Diğer ünlüleri az önce incelediğimizden şimdi incelemeyeceğiz..Baştaki h sesinin sonradan oluşmuş bir ses olduğunu var saysak da değişen bir şey olmayacak..V sesi bildiğimiz gibi Adem kelimesindeki M sesiyle akrabadır..Önce M sesi ya da B sesi oluşur, daha sonra bu sesler V, F gibi seslere dönüşürler..Bu durumda asli M sesinden türemiş olan V sesi Havva kelimesinde ortaya çıkmaktadır..Bu V sesi dişil bir ses yani dudaksı bir ses olarak bizim görüşümüzü ispat etmektedir.V sesi dişildir ama bir o kadar da erkeksidir..Zira M sesinden türemiştir..Aslında dişillik ve erillik bu noktada iç içe girmiştir..Bu da aslında “insan” denilen varlığın ayrımının onun cinsiyetinden değil de yapıp edebildiklerinden, çalışmasının derecesinden, ilminden ve benzeri kesbi yönlerinden kaynaklandığını ortaya koyar..Bu da apayrı bir konu olduğu için bahsimizden hariçtir.

 

Bu Adem, Adam, Edım ve benzeri şekillerde telaffuz edilen kelime, köken olarak hangi kelimeden gelmektedir sorusu kafayı kurcalayabilir..Eğer bu kelimenin –em bölümü dişiliği temsil ediyorsa ki aslında Babil dönemindeki varlıklara çift isimler verilmesi geleneğinin ta ilk insana ulaştığını da ispat edebilir bu..Ad bölümü de erkeksi bölüm olabilir..Tabii ki bu sadece bir iddiadır, tahmindir..Bu yazımızın bu gibi bölümleri de “deneme” olarak algılanmalıdır..

 

Havva bir kadın olarak karşısındaki erkeğe Adem ya da Adam diyerek seslenmektedir..Bu kelimeyi söylemek için önce ağız genişçe açılır alt dişe yakın olan dil “d” sesiyle birlikte üst dile değer sonuçta da kelime dudaklarda biter “m” sesiyle…Kendinizi su içerken ya da bir lokmayı yerken düşünün Adem, Adım, ya da Edım benzeri bir ses çıktığını fark edeceksiniz..Bu sesler açıkça yutkunma sesleridir..Havva bu sesleri çıkarmakta çok zorlanmamıştı herhalde..Onlar elbette gündelik hayatta yemek yiyorlar, su da içiyorlardı..Aslında Havva’nın bu yutkunması; onun Adem’e yemek gibi, su gibi ihtiyacı olduğunu, Ademsiz gayet güçsüz, zayıf olacağını ortaya koyar..Sondaki m sesi de tüm dudaksı seslerde olduğu gibi “sevgiyi” de ifade eder.

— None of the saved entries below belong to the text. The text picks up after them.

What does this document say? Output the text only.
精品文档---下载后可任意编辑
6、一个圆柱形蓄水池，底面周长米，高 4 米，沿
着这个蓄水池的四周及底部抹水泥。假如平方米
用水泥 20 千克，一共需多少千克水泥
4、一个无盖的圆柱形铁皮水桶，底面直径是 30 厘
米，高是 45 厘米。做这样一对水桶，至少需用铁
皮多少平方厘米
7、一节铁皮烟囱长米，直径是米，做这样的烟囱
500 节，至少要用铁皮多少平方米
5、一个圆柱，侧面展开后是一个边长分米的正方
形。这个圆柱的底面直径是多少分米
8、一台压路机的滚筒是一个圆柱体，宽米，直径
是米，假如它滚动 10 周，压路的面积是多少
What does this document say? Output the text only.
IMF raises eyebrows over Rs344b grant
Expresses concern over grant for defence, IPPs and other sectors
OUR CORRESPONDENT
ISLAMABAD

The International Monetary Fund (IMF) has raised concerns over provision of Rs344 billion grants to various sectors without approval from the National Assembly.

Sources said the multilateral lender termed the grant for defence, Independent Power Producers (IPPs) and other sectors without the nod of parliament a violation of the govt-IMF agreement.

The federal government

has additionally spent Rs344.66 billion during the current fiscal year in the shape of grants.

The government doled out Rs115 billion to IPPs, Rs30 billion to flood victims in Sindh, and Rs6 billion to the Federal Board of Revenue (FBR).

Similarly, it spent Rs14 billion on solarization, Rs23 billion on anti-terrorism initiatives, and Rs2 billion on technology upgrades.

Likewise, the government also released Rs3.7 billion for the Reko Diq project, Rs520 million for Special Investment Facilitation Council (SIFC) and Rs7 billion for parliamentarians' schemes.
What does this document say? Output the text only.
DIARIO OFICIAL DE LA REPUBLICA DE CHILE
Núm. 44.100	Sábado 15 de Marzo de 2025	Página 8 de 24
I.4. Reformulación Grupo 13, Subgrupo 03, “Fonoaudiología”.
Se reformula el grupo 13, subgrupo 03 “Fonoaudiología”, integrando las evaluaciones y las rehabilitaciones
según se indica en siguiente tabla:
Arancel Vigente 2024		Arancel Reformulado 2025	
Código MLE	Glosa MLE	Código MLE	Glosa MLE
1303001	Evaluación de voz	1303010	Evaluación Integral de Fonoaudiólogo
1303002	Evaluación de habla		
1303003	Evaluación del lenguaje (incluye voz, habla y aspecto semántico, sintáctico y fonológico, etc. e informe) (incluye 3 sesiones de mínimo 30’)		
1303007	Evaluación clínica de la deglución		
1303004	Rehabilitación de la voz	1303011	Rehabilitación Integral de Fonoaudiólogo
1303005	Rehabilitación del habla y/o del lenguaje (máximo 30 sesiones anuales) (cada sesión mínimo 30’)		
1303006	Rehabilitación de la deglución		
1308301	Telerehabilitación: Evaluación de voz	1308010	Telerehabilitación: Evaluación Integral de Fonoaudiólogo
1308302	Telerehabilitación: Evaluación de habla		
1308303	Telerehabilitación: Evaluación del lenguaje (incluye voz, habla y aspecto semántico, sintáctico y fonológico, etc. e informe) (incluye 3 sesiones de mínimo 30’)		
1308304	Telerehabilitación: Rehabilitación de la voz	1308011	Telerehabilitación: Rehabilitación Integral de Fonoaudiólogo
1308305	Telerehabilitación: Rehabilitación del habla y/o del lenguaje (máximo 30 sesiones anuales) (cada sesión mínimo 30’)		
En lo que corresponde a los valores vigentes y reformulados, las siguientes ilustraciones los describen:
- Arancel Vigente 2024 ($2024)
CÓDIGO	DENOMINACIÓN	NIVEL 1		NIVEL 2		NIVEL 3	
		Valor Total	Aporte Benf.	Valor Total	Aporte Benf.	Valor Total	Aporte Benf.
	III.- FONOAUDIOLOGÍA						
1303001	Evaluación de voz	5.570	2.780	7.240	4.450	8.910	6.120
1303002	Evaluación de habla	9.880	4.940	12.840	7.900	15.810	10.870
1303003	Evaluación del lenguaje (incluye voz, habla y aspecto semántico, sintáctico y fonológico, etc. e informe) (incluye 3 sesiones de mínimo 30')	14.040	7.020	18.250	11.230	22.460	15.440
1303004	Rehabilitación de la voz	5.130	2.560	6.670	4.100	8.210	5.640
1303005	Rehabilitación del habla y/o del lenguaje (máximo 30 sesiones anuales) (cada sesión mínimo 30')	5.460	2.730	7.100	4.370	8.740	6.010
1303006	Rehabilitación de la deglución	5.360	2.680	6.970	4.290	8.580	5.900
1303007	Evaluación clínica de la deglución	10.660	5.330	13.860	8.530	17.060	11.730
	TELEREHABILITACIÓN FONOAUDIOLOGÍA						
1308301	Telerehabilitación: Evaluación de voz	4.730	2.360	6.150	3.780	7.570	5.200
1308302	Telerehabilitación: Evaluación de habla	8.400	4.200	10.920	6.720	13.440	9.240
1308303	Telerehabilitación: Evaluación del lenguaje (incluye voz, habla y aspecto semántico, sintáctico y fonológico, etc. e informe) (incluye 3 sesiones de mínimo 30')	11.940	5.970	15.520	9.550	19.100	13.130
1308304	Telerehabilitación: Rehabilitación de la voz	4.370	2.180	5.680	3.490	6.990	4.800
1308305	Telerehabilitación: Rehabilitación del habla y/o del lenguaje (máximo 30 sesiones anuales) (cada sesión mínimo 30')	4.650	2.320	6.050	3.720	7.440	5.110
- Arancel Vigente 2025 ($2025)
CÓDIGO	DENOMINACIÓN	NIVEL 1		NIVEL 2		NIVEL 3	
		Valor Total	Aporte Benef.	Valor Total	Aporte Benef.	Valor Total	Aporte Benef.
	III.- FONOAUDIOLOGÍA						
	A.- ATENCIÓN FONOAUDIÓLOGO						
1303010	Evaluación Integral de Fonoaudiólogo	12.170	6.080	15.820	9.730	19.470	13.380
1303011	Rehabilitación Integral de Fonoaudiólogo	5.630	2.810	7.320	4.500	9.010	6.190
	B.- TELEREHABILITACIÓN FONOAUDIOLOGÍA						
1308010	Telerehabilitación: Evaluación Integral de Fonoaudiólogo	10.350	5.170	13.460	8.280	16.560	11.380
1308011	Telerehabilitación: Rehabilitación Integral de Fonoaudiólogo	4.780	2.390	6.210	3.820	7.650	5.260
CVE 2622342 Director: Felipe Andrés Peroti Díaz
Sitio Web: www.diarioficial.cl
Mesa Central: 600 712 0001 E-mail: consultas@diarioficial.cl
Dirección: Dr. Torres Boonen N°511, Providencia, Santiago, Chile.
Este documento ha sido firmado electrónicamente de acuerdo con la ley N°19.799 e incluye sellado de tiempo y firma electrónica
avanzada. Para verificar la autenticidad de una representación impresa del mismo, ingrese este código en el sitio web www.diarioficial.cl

Adem ise eşine Havva diye seslenerek nefes alıp verirken çıkarılan tabii sesin bir taklidini ortaya koyar gibidir.Demek ki Adem de eşine havaya, nefese ihtiyaç duyduğu gibi muhtaç olduğunu ifade ediyor..V sesi de dudaksı bir ses olarak onun eşine olan sevgisini ortaya koyar..

 

Demek ki bu örneklerdeki ve benzeri sesleri çıkarabilme kabiliyeti insanoğluna yaratılıştan verilmiştir..Kediler “miyav”, köpeklere “hav”, koyunlara “me” detirten, onların bazı sesleri çıkarmalarını sağlayan çevresel faktörlerden çok öte iç güdü denilen ve mahiyeti bilimce bir türlü açıklanamayan etkiler vardır..İşte bu sevk-i tabii ya da sevk-i ilahi diye adlandırılan etkiler sayesindedir ki ilk insan en az 9, 10 sesi çıkarabiliyordu bebeklerde olduğu gibi.İlk dil de zaten onun çıkardığı bu ilk seslerin çeşitli şekillerde kombinasyonundan oluşuyordu..Bu ilk dille bir kere Ad sesini erkek, güçlü varlık için kullanan Havva daha sonra tüm güçlü ve erkeksi varlıklar için de Ad sesinden türeyen kelimeler oluşturacaktı..Havva’nın çocukları da onun öğrettiği bu dil sayesinde birbirleriyle anlaşabileceklerdi.

 

Şimdi şu andaki dünya dillerinden bizi bu Adem ve Havva-Eva kelimelerine götürecek örneklere bakalım.

 

Öncelikle büyüklüğün, güçlülüğün en üst makamında bulunan İlah kavramını karşılamak için dünya dillerinde kullanılan kelimelere bir bakalım:

 

Go(d)=İngilizce

(T)engri=Türkçe

(D)ei=Latince

Hu(d)a=Farsça

Eha(d)

Ka(d)ir

Same(d)

(T)eala=Arapça

(D)ingir=Sümerce

A(d)on=İbranice

 

İlah kelimesini karşılamak için çeşitli dillerde kullanılan bu kelimelerdeki bilhassa “d, t” dişsi seslerindeki benzerlik bu kelimelerin Adem kelimesindeki “d” dişsi sesini içermeleri bir tesadüf olmasa gerek..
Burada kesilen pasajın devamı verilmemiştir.